Well the answer is pretty much the same as an on premise reference architecture. Have SOA with its supporting databases running in a second availability zone that will have a different patch time. This is going to push up the cost as you’ll need a database with Dataguard. Assuming an active-passive model across your centres, as you approach the maintenance window you’ll get your load balancer to route work load to the second location and let the existing workload run dry on the servers due to go through the maintenance process. Then after the maintenance window you’ll reverse the process.

The current gotchya with this is that you pay for SOA by the month so you in effect have to run two clusters, although hour and daily models are coming.With the hourly model you can have the second availability zone ready for use by keeping the DB alive there, but only startup the SOA instances on the hourly rate when you know the maintenance window is going to occur and it is clear there will be an infrastructure impact.

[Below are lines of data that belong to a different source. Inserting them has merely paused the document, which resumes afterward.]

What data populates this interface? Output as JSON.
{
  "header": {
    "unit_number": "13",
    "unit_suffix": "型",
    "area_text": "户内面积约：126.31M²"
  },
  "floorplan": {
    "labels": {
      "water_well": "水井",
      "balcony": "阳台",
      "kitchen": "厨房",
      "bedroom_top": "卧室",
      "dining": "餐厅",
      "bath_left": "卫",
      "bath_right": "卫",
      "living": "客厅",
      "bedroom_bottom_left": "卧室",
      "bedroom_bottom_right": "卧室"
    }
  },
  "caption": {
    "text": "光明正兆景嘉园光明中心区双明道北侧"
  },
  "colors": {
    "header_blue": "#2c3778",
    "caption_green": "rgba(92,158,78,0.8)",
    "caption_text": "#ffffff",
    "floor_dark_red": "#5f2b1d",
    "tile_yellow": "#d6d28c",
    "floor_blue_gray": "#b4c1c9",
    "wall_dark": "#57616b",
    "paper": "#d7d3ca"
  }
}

The other sticky point, is presently as the period allocated is upto eight hours, your second centre needs to be running in a timezone with atleast 8 hours difference (allowing time to fail back). This would mean if you are using the Amsterdam or Slough locations your second location is going to West coast US or Asia Pacific once live later this year or Japan. All of which will present serious issues regarding personal data.

I have been told that some signficiant customers have accepted the situation on the basis the downtime in reality isn’t frequent and correlates to low business periods. But I suspect competition and customer demand will force this to change.